No me dio ninguna explicación, ni yo se la pedí, Una larga experiencia me había enseñado la sabiduría de la obediencia. Pero cuando salía de su habitación fui caminando por la calle Baker adelante, dándole vueltas en mi cabeza a la idea de cómo me las iba yo a arreglar para cumplir aquella orden tan rara. Acabé haciéndome llevar en coche hasta la Biblioteca de Londres, en la plaza Saint James, consulté el caso con el segundo bibliotecario, Lomax, amigo mío, y salí de allí rumbo a mis habitaciones con un libraco bajo el brazo.
Suele decirse que el abogado criminalista que prepara su caso, atiborrándose de datos como para interrogar el lunes a un testigo hábil, se olvida por completo de todos aquellos conocimientos forzados antes del sábado. Desde luego que yo no pretendo pasar hoy por una autoridad en cuestiones de cerámica. Sin embargo, toda aquella tarde, y toda aquella noche, con un corto intervalo para descansar, y toda la mañana siguiente me la pasé sorbiendo datos y cargando mi memoria de nombres. Aprendí en aquel libro los contrastes de los grandes artistas decoradores, el misterio de las fechas cíclicas, las características del Huná-wu y las bellezas del Yung-lo, los escritos de Tang-ving y las magnificencias del primitivo período del Sung y del Yuan. Cuando fui a visitar a Holmes a la mañana siguiente, iba yo cargado con todos aquellos conocimientos. Se había levantado ya de la cama, aunque nadie lo habría dicho a juzgar por los partes médicos publicados, y estaba hundido en su sillón favorito, apoyando su cabeza llena de vendajes en la mano.
-Pero, Holmes; si uno fuera a creer a los periódicos pensaría que está usted agonizando -le dije.
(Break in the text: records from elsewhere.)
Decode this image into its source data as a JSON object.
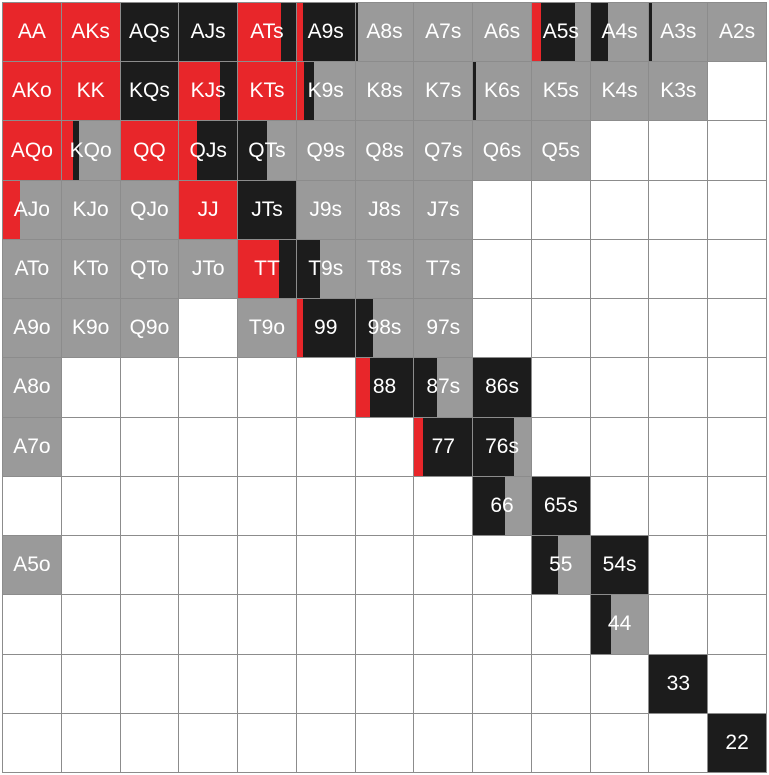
{
  "colors": {
    "raise": "#e8262a",
    "call": "#1c1c1c",
    "fold": "#9a9a9a",
    "empty": "#ffffff"
  },
  "ranks": [
    "A",
    "K",
    "Q",
    "J",
    "T",
    "9",
    "8",
    "7",
    "6",
    "5",
    "4",
    "3",
    "2"
  ],
  "rows": [
    [
      {
        "label": "AA",
        "mix": [
          [
            "raise",
            1
          ]
        ]
      },
      {
        "label": "AKs",
        "mix": [
          [
            "raise",
            1
          ]
        ]
      },
      {
        "label": "AQs",
        "mix": [
          [
            "call",
            1
          ]
        ]
      },
      {
        "label": "AJs",
        "mix": [
          [
            "call",
            1
          ]
        ]
      },
      {
        "label": "ATs",
        "mix": [
          [
            "raise",
            0.75
          ],
          [
            "call",
            0.25
          ]
        ]
      },
      {
        "label": "A9s",
        "mix": [
          [
            "raise",
            0.1
          ],
          [
            "call",
            0.9
          ]
        ]
      },
      {
        "label": "A8s",
        "mix": [
          [
            "call",
            0.05
          ],
          [
            "fold",
            0.95
          ]
        ]
      },
      {
        "label": "A7s",
        "mix": [
          [
            "fold",
            1
          ]
        ]
      },
      {
        "label": "A6s",
        "mix": [
          [
            "fold",
            1
          ]
        ]
      },
      {
        "label": "A5s",
        "mix": [
          [
            "raise",
            0.15
          ],
          [
            "call",
            0.6
          ],
          [
            "fold",
            0.25
          ]
        ]
      },
      {
        "label": "A4s",
        "mix": [
          [
            "call",
            0.3
          ],
          [
            "fold",
            0.7
          ]
        ]
      },
      {
        "label": "A3s",
        "mix": [
          [
            "call",
            0.05
          ],
          [
            "fold",
            0.95
          ]
        ]
      },
      {
        "label": "A2s",
        "mix": [
          [
            "fold",
            1
          ]
        ]
      }
    ],
    [
      {
        "label": "AKo",
        "mix": [
          [
            "raise",
            1
          ]
        ]
      },
      {
        "label": "KK",
        "mix": [
          [
            "raise",
            1
          ]
        ]
      },
      {
        "label": "KQs",
        "mix": [
          [
            "call",
            1
          ]
        ]
      },
      {
        "label": "KJs",
        "mix": [
          [
            "raise",
            0.7
          ],
          [
            "call",
            0.3
          ]
        ]
      },
      {
        "label": "KTs",
        "mix": [
          [
            "raise",
            1
          ]
        ]
      },
      {
        "label": "K9s",
        "mix": [
          [
            "raise",
            0.12
          ],
          [
            "call",
            0.18
          ],
          [
            "fold",
            0.7
          ]
        ]
      },
      {
        "label": "K8s",
        "mix": [
          [
            "fold",
            1
          ]
        ]
      },
      {
        "label": "K7s",
        "mix": [
          [
            "fold",
            1
          ]
        ]
      },
      {
        "label": "K6s",
        "mix": [
          [
            "call",
            0.05
          ],
          [
            "fold",
            0.95
          ]
        ]
      },
      {
        "label": "K5s",
        "mix": [
          [
            "fold",
            1
          ]
        ]
      },
      {
        "label": "K4s",
        "mix": [
          [
            "fold",
            1
          ]
        ]
      },
      {
        "label": "K3s",
        "mix": [
          [
            "fold",
            1
          ]
        ]
      },
      {
        "label": "",
        "mix": []
      }
    ],
    [
      {
        "label": "AQo",
        "mix": [
          [
            "raise",
            1
          ]
        ]
      },
      {
        "label": "KQo",
        "mix": [
          [
            "raise",
            0.2
          ],
          [
            "call",
            0.1
          ],
          [
            "fold",
            0.7
          ]
        ]
      },
      {
        "label": "QQ",
        "mix": [
          [
            "raise",
            1
          ]
        ]
      },
      {
        "label": "QJs",
        "mix": [
          [
            "raise",
            0.3
          ],
          [
            "call",
            0.7
          ]
        ]
      },
      {
        "label": "QTs",
        "mix": [
          [
            "call",
            0.5
          ],
          [
            "fold",
            0.5
          ]
        ]
      },
      {
        "label": "Q9s",
        "mix": [
          [
            "fold",
            1
          ]
        ]
      },
      {
        "label": "Q8s",
        "mix": [
          [
            "fold",
            1
          ]
        ]
      },
      {
        "label": "Q7s",
        "mix": [
          [
            "fold",
            1
          ]
        ]
      },
      {
        "label": "Q6s",
        "mix": [
          [
            "fold",
            1
          ]
        ]
      },
      {
        "label": "Q5s",
        "mix": [
          [
            "fold",
            1
          ]
        ]
      },
      {
        "label": "",
        "mix": []
      },
      {
        "label": "",
        "mix": []
      },
      {
        "label": "",
        "mix": []
      }
    ],
    [
      {
        "label": "AJo",
        "mix": [
          [
            "raise",
            0.3
          ],
          [
            "fold",
            0.7
          ]
        ]
      },
      {
        "label": "KJo",
        "mix": [
          [
            "fold",
            1
          ]
        ]
      },
      {
        "label": "QJo",
        "mix": [
          [
            "fold",
            1
          ]
        ]
      },
      {
        "label": "JJ",
        "mix": [
          [
            "raise",
            1
          ]
        ]
      },
      {
        "label": "JTs",
        "mix": [
          [
            "call",
            1
          ]
        ]
      },
      {
        "label": "J9s",
        "mix": [
          [
            "fold",
            1
          ]
        ]
      },
      {
        "label": "J8s",
        "mix": [
          [
            "fold",
            1
          ]
        ]
      },
      {
        "label": "J7s",
        "mix": [
          [
            "fold",
            1
          ]
        ]
      },
      {
        "label": "",
        "mix": []
      },
      {
        "label": "",
        "mix": []
      },
      {
        "label": "",
        "mix": []
      },
      {
        "label": "",
        "mix": []
      },
      {
        "label": "",
        "mix": []
      }
    ],
    [
      {
        "label": "ATo",
        "mix": [
          [
            "fold",
            1
          ]
        ]
      },
      {
        "label": "KTo",
        "mix": [
          [
            "fold",
            1
          ]
        ]
      },
      {
        "label": "QTo",
        "mix": [
          [
            "fold",
            1
          ]
        ]
      },
      {
        "label": "JTo",
        "mix": [
          [
            "fold",
            1
          ]
        ]
      },
      {
        "label": "TT",
        "mix": [
          [
            "raise",
            0.7
          ],
          [
            "call",
            0.3
          ]
        ]
      },
      {
        "label": "T9s",
        "mix": [
          [
            "call",
            0.4
          ],
          [
            "fold",
            0.6
          ]
        ]
      },
      {
        "label": "T8s",
        "mix": [
          [
            "fold",
            1
          ]
        ]
      },
      {
        "label": "T7s",
        "mix": [
          [
            "fold",
            1
          ]
        ]
      },
      {
        "label": "",
        "mix": []
      },
      {
        "label": "",
        "mix": []
      },
      {
        "label": "",
        "mix": []
      },
      {
        "label": "",
        "mix": []
      },
      {
        "label": "",
        "mix": []
      }
    ],
    [
      {
        "label": "A9o",
        "mix": [
          [
            "fold",
            1
          ]
        ]
      },
      {
        "label": "K9o",
        "mix": [
          [
            "fold",
            1
          ]
        ]
      },
      {
        "label": "Q9o",
        "mix": [
          [
            "fold",
            1
          ]
        ]
      },
      {
        "label": "",
        "mix": []
      },
      {
        "label": "T9o",
        "mix": [
          [
            "fold",
            1
          ]
        ]
      },
      {
        "label": "99",
        "mix": [
          [
            "raise",
            0.1
          ],
          [
            "call",
            0.9
          ]
        ]
      },
      {
        "label": "98s",
        "mix": [
          [
            "call",
            0.3
          ],
          [
            "fold",
            0.7
          ]
        ]
      },
      {
        "label": "97s",
        "mix": [
          [
            "fold",
            1
          ]
        ]
      },
      {
        "label": "",
        "mix": []
      },
      {
        "label": "",
        "mix": []
      },
      {
        "label": "",
        "mix": []
      },
      {
        "label": "",
        "mix": []
      },
      {
        "label": "",
        "mix": []
      }
    ],
    [
      {
        "label": "A8o",
        "mix": [
          [
            "fold",
            1
          ]
        ]
      },
      {
        "label": "",
        "mix": []
      },
      {
        "label": "",
        "mix": []
      },
      {
        "label": "",
        "mix": []
      },
      {
        "label": "",
        "mix": []
      },
      {
        "label": "",
        "mix": []
      },
      {
        "label": "88",
        "mix": [
          [
            "raise",
            0.25
          ],
          [
            "call",
            0.75
          ]
        ]
      },
      {
        "label": "87s",
        "mix": [
          [
            "call",
            0.4
          ],
          [
            "fold",
            0.6
          ]
        ]
      },
      {
        "label": "86s",
        "mix": [
          [
            "call",
            1
          ]
        ]
      },
      {
        "label": "",
        "mix": []
      },
      {
        "label": "",
        "mix": []
      },
      {
        "label": "",
        "mix": []
      },
      {
        "label": "",
        "mix": []
      }
    ],
    [
      {
        "label": "A7o",
        "mix": [
          [
            "fold",
            1
          ]
        ]
      },
      {
        "label": "",
        "mix": []
      },
      {
        "label": "",
        "mix": []
      },
      {
        "label": "",
        "mix": []
      },
      {
        "label": "",
        "mix": []
      },
      {
        "label": "",
        "mix": []
      },
      {
        "label": "",
        "mix": []
      },
      {
        "label": "77",
        "mix": [
          [
            "raise",
            0.15
          ],
          [
            "call",
            0.85
          ]
        ]
      },
      {
        "label": "76s",
        "mix": [
          [
            "call",
            0.7
          ],
          [
            "fold",
            0.3
          ]
        ]
      },
      {
        "label": "",
        "mix": []
      },
      {
        "label": "",
        "mix": []
      },
      {
        "label": "",
        "mix": []
      },
      {
        "label": "",
        "mix": []
      }
    ],
    [
      {
        "label": "",
        "mix": []
      },
      {
        "label": "",
        "mix": []
      },
      {
        "label": "",
        "mix": []
      },
      {
        "label": "",
        "mix": []
      },
      {
        "label": "",
        "mix": []
      },
      {
        "label": "",
        "mix": []
      },
      {
        "label": "",
        "mix": []
      },
      {
        "label": "",
        "mix": []
      },
      {
        "label": "66",
        "mix": [
          [
            "call",
            0.55
          ],
          [
            "fold",
            0.45
          ]
        ]
      },
      {
        "label": "65s",
        "mix": [
          [
            "call",
            1
          ]
        ]
      },
      {
        "label": "",
        "mix": []
      },
      {
        "label": "",
        "mix": []
      },
      {
        "label": "",
        "mix": []
      }
    ],
    [
      {
        "label": "A5o",
        "mix": [
          [
            "fold",
            1
          ]
        ]
      },
      {
        "label": "",
        "mix": []
      },
      {
        "label": "",
        "mix": []
      },
      {
        "label": "",
        "mix": []
      },
      {
        "label": "",
        "mix": []
      },
      {
        "label": "",
        "mix": []
      },
      {
        "label": "",
        "mix": []
      },
      {
        "label": "",
        "mix": []
      },
      {
        "label": "",
        "mix": []
      },
      {
        "label": "55",
        "mix": [
          [
            "call",
            0.45
          ],
          [
            "fold",
            0.55
          ]
        ]
      },
      {
        "label": "54s",
        "mix": [
          [
            "call",
            1
          ]
        ]
      },
      {
        "label": "",
        "mix": []
      },
      {
        "label": "",
        "mix": []
      }
    ],
    [
      {
        "label": "",
        "mix": []
      },
      {
        "label": "",
        "mix": []
      },
      {
        "label": "",
        "mix": []
      },
      {
        "label": "",
        "mix": []
      },
      {
        "label": "",
        "mix": []
      },
      {
        "label": "",
        "mix": []
      },
      {
        "label": "",
        "mix": []
      },
      {
        "label": "",
        "mix": []
      },
      {
        "label": "",
        "mix": []
      },
      {
        "label": "",
        "mix": []
      },
      {
        "label": "44",
        "mix": [
          [
            "call",
            0.35
          ],
          [
            "fold",
            0.65
          ]
        ]
      },
      {
        "label": "",
        "mix": []
      },
      {
        "label": "",
        "mix": []
      }
    ],
    [
      {
        "label": "",
        "mix": []
      },
      {
        "label": "",
        "mix": []
      },
      {
        "label": "",
        "mix": []
      },
      {
        "label": "",
        "mix": []
      },
      {
        "label": "",
        "mix": []
      },
      {
        "label": "",
        "mix": []
      },
      {
        "label": "",
        "mix": []
      },
      {
        "label": "",
        "mix": []
      },
      {
        "label": "",
        "mix": []
      },
      {
        "label": "",
        "mix": []
      },
      {
        "label": "",
        "mix": []
      },
      {
        "label": "33",
        "mix": [
          [
            "call",
            1
          ]
        ]
      },
      {
        "label": "",
        "mix": []
      }
    ],
    [
      {
        "label": "",
        "mix": []
      },
      {
        "label": "",
        "mix": []
      },
      {
        "label": "",
        "mix": []
      },
      {
        "label": "",
        "mix": []
      },
      {
        "label": "",
        "mix": []
      },
      {
        "label": "",
        "mix": []
      },
      {
        "label": "",
        "mix": []
      },
      {
        "label": "",
        "mix": []
      },
      {
        "label": "",
        "mix": []
      },
      {
        "label": "",
        "mix": []
      },
      {
        "label": "",
        "mix": []
      },
      {
        "label": "",
        "mix": []
      },
      {
        "label": "22",
        "mix": [
          [
            "call",
            1
          ]
        ]
      }
    ]
  ]
}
-Esa es precisamente la impresión que yo deseo producir. Y ahora dígame, Watson: ¿ha aprendido usted sus lecciones?
-Por lo menos lo he intentado.
-Pues entonces tráigame esa cajita que hay encima de la repisa de Iii chimenea.
Abrió la tapa y sacó del interior un objeto pequeño, envuelto con sunio cuidado en fina tela de seda oriental.